Manifestons ensemble Samedi  24 Septembre à 17 heures sur l'Esplanade!

Soyez nombreux!

Halte aux coups d’Etat militaires, politiques et administratifs en Turquie !

Non à l’isolement du leader kurde Abdullah Öcalan !

Libération d’Öcalan, solution politique à la question kurde !

 

La tentative échouée de coup d’Etat du 15 juillet 2016 a conduit à une

légitimation accrue des politiques antidémocratiques et liberticides

du pouvoir turc, en particulier à l’encontre des milieux démocratiques

et kurdes.

En réalité, la Turquie a connu un coup d’Etat, réussi celui-ci, il y a

un an, lorsque le Président turc Recep Tayyip Erdogan a rejeté les

résultats des élections législatives du 7 juin 2015, brutalement

interrompu le processus de paix avec le mouvement kurde et semé la

terreur dans tout le pays et en particulier au Kurdistan. Cette

politique de guerre et de terreur a finalement permis à son parti,

l’AKP, de remporter par la peur les élections anticipées du 1er

novembre 2015.

Depuis l’année passée, on ne compte plus les quartiers et villes

détruits au Kurdistan par les bombes de l’armée turque, ni les civils

exécutés. De nombreux maires et élus locaux ont par ailleurs été

destitués et emprisonnés. Ayant vu leur immunité parlementaire levée,

les députés du Parti démocratique des Peuples (HDP) sont également

menacés d’arrestation.

Ces politiques anti-démocratiques, ces atrocités, ont préparé le

terrain à la tentative de coup d’Etat du 15 juillet 2016. L’impasse de

la question Kurde et le déficit démocratique ont toujours entraîné des

coups d’Etat en Turquie. L’échec du dernier putsch a eu pour effet de

lâcher la bride au despotisme frénétique d’Erdogan. L’Etat d’urgence

proclamé dans la foulée a conduit au limogeage de quelque 50 000

fonctionnaires et à des dizaines de milliers d’arrestations. Parmi les

personnes arrêtées, figurent de nombreux journalistes accusés

notamment de soutenir le mouvement kurde.

 

Dans les prisons, les détenus, en particulier les prisonniers

politiques, sont privés de leurs droits les plus fondamentaux :

privation de visites, de soins médicaux adaptés, isolement, tortures.

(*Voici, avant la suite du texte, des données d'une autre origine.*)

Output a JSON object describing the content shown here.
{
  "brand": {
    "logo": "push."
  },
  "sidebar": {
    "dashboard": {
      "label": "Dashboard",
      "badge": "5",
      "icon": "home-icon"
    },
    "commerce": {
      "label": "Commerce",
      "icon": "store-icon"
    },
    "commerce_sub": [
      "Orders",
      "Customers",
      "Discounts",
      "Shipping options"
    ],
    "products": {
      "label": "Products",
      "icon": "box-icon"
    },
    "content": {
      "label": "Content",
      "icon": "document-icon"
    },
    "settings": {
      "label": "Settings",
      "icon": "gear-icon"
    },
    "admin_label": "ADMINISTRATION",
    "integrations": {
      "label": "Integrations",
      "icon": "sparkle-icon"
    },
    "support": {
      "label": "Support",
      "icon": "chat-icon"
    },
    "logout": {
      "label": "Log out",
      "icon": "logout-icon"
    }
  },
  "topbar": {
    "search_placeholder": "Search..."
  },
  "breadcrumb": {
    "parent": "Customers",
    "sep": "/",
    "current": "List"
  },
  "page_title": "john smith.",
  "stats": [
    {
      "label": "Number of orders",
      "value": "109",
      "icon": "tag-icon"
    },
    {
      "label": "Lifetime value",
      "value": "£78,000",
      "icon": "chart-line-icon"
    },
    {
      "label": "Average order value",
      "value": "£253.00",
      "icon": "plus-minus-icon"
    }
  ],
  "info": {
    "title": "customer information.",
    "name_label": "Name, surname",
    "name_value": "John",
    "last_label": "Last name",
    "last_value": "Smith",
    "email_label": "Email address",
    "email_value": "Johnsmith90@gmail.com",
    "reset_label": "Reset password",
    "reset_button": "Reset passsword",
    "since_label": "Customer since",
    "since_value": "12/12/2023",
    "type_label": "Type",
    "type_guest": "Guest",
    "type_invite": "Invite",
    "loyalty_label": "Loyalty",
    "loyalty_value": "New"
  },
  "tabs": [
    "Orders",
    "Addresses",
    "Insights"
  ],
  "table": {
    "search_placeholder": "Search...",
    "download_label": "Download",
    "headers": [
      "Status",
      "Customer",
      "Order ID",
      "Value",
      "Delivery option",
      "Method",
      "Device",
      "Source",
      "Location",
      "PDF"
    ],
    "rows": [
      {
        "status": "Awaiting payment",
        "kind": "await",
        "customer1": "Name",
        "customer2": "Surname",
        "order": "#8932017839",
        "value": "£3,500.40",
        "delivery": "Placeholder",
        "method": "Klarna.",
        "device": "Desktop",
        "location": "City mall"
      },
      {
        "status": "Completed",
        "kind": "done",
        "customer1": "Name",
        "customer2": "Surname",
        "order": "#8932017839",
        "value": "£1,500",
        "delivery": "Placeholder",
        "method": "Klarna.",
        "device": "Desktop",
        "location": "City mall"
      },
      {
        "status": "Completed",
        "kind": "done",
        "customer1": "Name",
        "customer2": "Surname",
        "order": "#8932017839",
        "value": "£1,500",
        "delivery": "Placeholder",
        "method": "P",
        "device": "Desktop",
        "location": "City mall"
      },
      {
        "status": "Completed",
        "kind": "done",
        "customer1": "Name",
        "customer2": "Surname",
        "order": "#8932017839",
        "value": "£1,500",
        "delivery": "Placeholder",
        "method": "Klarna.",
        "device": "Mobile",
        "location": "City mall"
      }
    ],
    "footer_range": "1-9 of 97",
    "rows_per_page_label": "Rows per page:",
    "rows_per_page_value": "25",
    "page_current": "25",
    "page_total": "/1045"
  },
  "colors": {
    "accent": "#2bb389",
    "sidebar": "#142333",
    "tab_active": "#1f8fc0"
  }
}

A cet égard, les conditions de détention du leader kurde Abdullah

Öcalan emprisonné sur l’île-prison d’Imrali depuis 1999 sont

particulièrement préoccupantes. Avant d’être autorisé à recevoir la

visite de son frère le 11 septembre dernier, il était complètement

coupé du monde extérieur, n’ayant aucun contact, ni avec ses proches,

ni avec ses avocats, depuis avril 2015, ce qui avait suscité

énormément d’interrogations et de craintes quant à la santé et la

sécurité de celui que des millions de Kurdes considèrent comme leur

principal représentant politique.

 

Voilà des années que le peuple kurde manifeste contre l’isolement

d’Öcalan et pour sa libération, notamment devant le Conseil de

l’Europe où se tient une veille permanente depuis plus de quatre ans.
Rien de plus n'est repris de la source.